The following morning she was sitting in the galley, descaling a freshly caught fish which was to be the sailors’ dinner. A shadow fell over her. When she looked up it was Lundmark standing there. He went down on one knee, took her hand which was full of glistening fish scales, and asked her to marry him.

Until that moment they had done nothing but talk to each other; but everybody else on board had regarded them as a pair, she knew that, since none of the other men had approached her at all.

Had she been expecting this to happen? Had she been hoping it would? No doubt she had occasionally had such a thought, the idea that she was sailing together with him, not with a ship laden with timber. Despite the fact that she had only met him when the ship was about to leave Sundsvall.

She said ‘Yes’ without hesitation. She made up her mind in a flash. He kissed her face, then stood up and left to attend the meeting the mates had with the captain every morning.

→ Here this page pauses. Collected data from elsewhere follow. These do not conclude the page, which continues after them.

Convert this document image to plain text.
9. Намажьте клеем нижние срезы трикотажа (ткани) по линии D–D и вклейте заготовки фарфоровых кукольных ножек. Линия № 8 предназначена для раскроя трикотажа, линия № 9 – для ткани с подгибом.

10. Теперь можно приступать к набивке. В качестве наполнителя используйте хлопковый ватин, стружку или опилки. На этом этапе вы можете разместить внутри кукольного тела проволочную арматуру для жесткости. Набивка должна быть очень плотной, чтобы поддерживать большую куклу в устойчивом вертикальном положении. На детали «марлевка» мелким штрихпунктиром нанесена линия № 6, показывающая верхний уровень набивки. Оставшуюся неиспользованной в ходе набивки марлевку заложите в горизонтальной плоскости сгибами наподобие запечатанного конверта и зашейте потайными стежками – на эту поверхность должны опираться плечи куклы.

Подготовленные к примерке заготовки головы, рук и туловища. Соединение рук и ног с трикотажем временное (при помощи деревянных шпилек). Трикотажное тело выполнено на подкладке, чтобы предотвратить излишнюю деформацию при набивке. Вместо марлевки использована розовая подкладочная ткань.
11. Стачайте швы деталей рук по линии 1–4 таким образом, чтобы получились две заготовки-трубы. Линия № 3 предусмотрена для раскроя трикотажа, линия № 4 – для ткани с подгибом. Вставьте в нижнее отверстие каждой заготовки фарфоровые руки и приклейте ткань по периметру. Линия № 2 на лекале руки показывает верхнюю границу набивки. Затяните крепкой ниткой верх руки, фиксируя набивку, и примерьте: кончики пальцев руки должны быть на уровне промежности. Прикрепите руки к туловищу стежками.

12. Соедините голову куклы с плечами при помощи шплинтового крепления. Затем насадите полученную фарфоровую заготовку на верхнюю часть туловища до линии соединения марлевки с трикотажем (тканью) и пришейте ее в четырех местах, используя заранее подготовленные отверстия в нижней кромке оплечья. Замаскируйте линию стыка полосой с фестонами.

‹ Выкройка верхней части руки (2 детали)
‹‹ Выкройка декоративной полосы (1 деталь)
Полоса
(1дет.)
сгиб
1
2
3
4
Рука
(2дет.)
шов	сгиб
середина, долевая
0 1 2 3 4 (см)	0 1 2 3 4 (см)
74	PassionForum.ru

They stopped in Algiers in order to take on board more coal – Hanna knew by now that this was called ‘bunkering’. The Swedish consul, a Frenchman who had once visited Stockholm in his youth and fallen in love with the city, found an English Methodist minister who was prepared to marry the couple. Captain Svartman produced the necessary documents and was a witness to the marriage together with the consul and his wife, who was so moved by the brief ceremony that she burst into tears. Afterwards the captain took them to a photographer’s and paid for a wedding photograph out of his own pocket.

That same evening she moved into Lundberg’s cabin. The second mate, whose name was Björnsson, moved into the ship’s cramped hospital cabin – Hanna would retain her own cabin, Captain Svartman was reluctant to take it away from her. But if anybody on board fell seriously ill, it would be used to accommodate them.